En efecto, ¿qué es un héroe en nuestros días? La heroicidad es obviamente el resultado de una atribución: somos nosotros quienes nombramos héroe o decidimos quién merece la vitola de héroe. La mirada al pasado nos ofrece un contraste esclarecedor: el héroe del ayer, el héroe tradicional, no resiste el escrutinio de hoy en día. No me detendré en este punto para no repetir las consideraciones que hice no hace mucho en estas mismas páginas de Revista de LibrosEl pasado que supura. De héroes, mártires y monstruos»), al comentar el libro de Keith Lowe Prisioneros de la historia. Monumentos y Segunda Guerra Mundial (traducción de Victoria Eugenia Gordo del Rey, Galaxia Gutenberg, Barcelona, 2021). El lector de esta revista, por otro lado, recordará que también se ocupó del tema por las mismas o parecidas fechas desde una perspectiva complementaria mi compañero en estas lides Manuel Arias Maldonado: «Héroes y víctimas bajo la nueva luz de la vieja guerra». En su caso, eran otras dos interesantes obras las que le servían de referencia: Crítica de la víctima, del italiano Daniele Giglioli (traducción de Bernardo Moreno Castillo, Herder, Barcelona, 2017) y Héroes postheroicos, del sociólogo alemán Ulrich Bröckling (traducción de Ibon Zubiaur, Alianza, Madrid, 2021).
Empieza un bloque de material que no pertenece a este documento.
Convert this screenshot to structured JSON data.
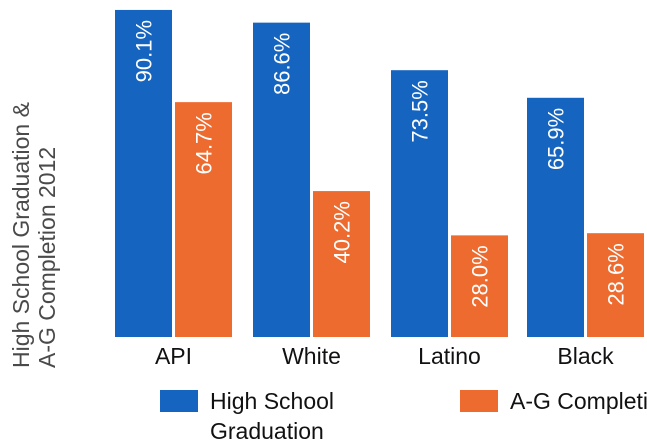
{
  "chart_data": {
    "type": "bar",
    "categories": [
      "API",
      "White",
      "Latino",
      "Black"
    ],
    "series": [
      {
        "name": "High School Graduation",
        "values": [
          90.1,
          86.6,
          73.5,
          65.9
        ],
        "labels": [
          "90.1%",
          "86.6%",
          "73.5%",
          "65.9%"
        ],
        "color": "#1565c0"
      },
      {
        "name": "A-G Completion",
        "values": [
          64.7,
          40.2,
          28.0,
          28.6
        ],
        "labels": [
          "64.7%",
          "40.2%",
          "28.0%",
          "28.6%"
        ],
        "color": "#ee6b2f"
      }
    ],
    "ylabel": "High School Graduation & A-G Completion 2012",
    "ylim": [
      0,
      100
    ],
    "legend": "bottom"
  },
  "ylabel_lines": [
    "High School Graduation &",
    "A-G Completion 2012"
  ],
  "legend": {
    "hs": "High School Graduation",
    "ag": "A-G Completion"
  }
}
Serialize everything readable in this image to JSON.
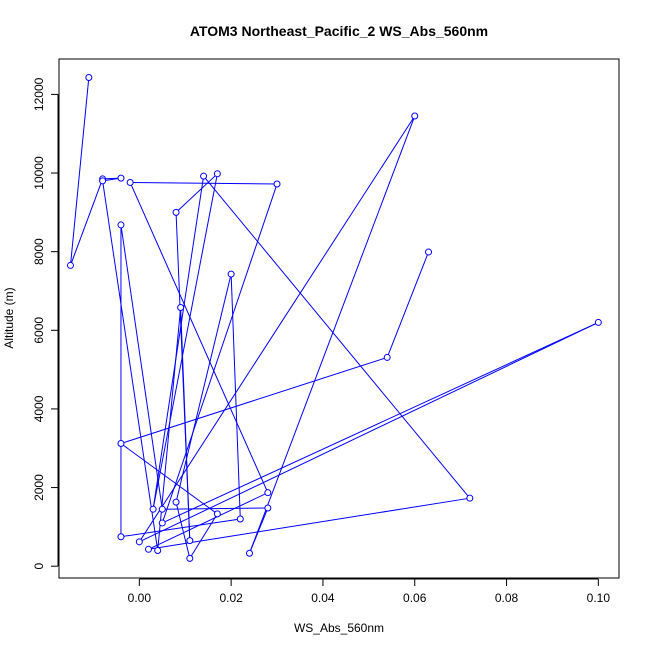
{
  "chart_data": {
    "type": "line",
    "title": "ATOM3 Northeast_Pacific_2 WS_Abs_560nm",
    "xlabel": "WS_Abs_560nm",
    "ylabel": "Altitude (m)",
    "xlim": [
      -0.0175,
      0.1045
    ],
    "ylim": [
      -300,
      12900
    ],
    "x_ticks": [
      0.0,
      0.02,
      0.04,
      0.06,
      0.08,
      0.1
    ],
    "x_tick_labels": [
      "0.00",
      "0.02",
      "0.04",
      "0.06",
      "0.08",
      "0.10"
    ],
    "y_ticks": [
      0,
      2000,
      4000,
      6000,
      8000,
      10000,
      12000
    ],
    "y_tick_labels": [
      "0",
      "2000",
      "4000",
      "6000",
      "8000",
      "10000",
      "12000"
    ],
    "grid": false,
    "series_color": "#0000ff",
    "series": [
      {
        "points": [
          {
            "x": -0.011,
            "y": 12430
          },
          {
            "x": -0.015,
            "y": 7650
          },
          {
            "x": -0.008,
            "y": 9850
          },
          {
            "x": -0.004,
            "y": 9870
          },
          {
            "x": -0.008,
            "y": 9800
          },
          {
            "x": 0.004,
            "y": 400
          },
          {
            "x": 0.009,
            "y": 6580
          },
          {
            "x": 0.011,
            "y": 650
          },
          {
            "x": 0.008,
            "y": 9000
          },
          {
            "x": 0.017,
            "y": 9980
          },
          {
            "x": 0.003,
            "y": 1450
          },
          {
            "x": 0.014,
            "y": 9920
          },
          {
            "x": 0.072,
            "y": 1730
          },
          {
            "x": 0.002,
            "y": 430
          },
          {
            "x": 0.028,
            "y": 1870
          },
          {
            "x": -0.002,
            "y": 9760
          },
          {
            "x": 0.03,
            "y": 9720
          },
          {
            "x": 0.005,
            "y": 1100
          },
          {
            "x": 0.1,
            "y": 6200
          },
          {
            "x": 0.0,
            "y": 620
          },
          {
            "x": 0.06,
            "y": 11450
          },
          {
            "x": 0.024,
            "y": 330
          },
          {
            "x": 0.028,
            "y": 1480
          },
          {
            "x": 0.005,
            "y": 1450
          },
          {
            "x": -0.004,
            "y": 8680
          },
          {
            "x": -0.004,
            "y": 750
          },
          {
            "x": 0.022,
            "y": 1200
          },
          {
            "x": 0.02,
            "y": 7430
          },
          {
            "x": 0.008,
            "y": 1630
          },
          {
            "x": 0.011,
            "y": 200
          },
          {
            "x": 0.017,
            "y": 1330
          },
          {
            "x": -0.004,
            "y": 3120
          },
          {
            "x": 0.054,
            "y": 5310
          },
          {
            "x": 0.063,
            "y": 7990
          }
        ]
      }
    ]
  }
}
Para ser escueto y dirigirme pronto hacia mi objetivo, diré de forma casi telegráfica que, del conjunto de libros citados, se pueden sacar tres o cuatro ideas fundamentales que operan como directrices inevitables para quien se quiera ocupar del tema: vivimos una época que no solo no comparte los valores tradicionales de la heroicidad sino que se complace en deconstruir al héroe, no solo discutiéndole su condición de tal, sino convirtiéndolo en su opuesto, hasta llegar incluso a su encuadramiento como monstruo, es decir, lo más opuesto que darse pueda (Lowe). El papel del héroe queda así vacante y quien se postula para ocupar el pedestal es paradójicamente la víctima, que pretende ser el nuevo héroe, «el héroe de nuestro tiempo» (Giglioli). Otra posibilidad nos la ofrece el proceso de democratización, que socava la concepción elitista del héroe, le despoja de su aura providencial y le convierte en figura cotidiana: en este sentido, lejos del proverbial carisma, héroe puede ser cualquiera si las circunstancias lo propician, desde el bombero que salva vidas desafiando las llamas al voluntario que actúa en una emergencia, pasando por el médico o el enfermero que ponen en riesgo su propia vida en medio de una pandemia (Bröckling). 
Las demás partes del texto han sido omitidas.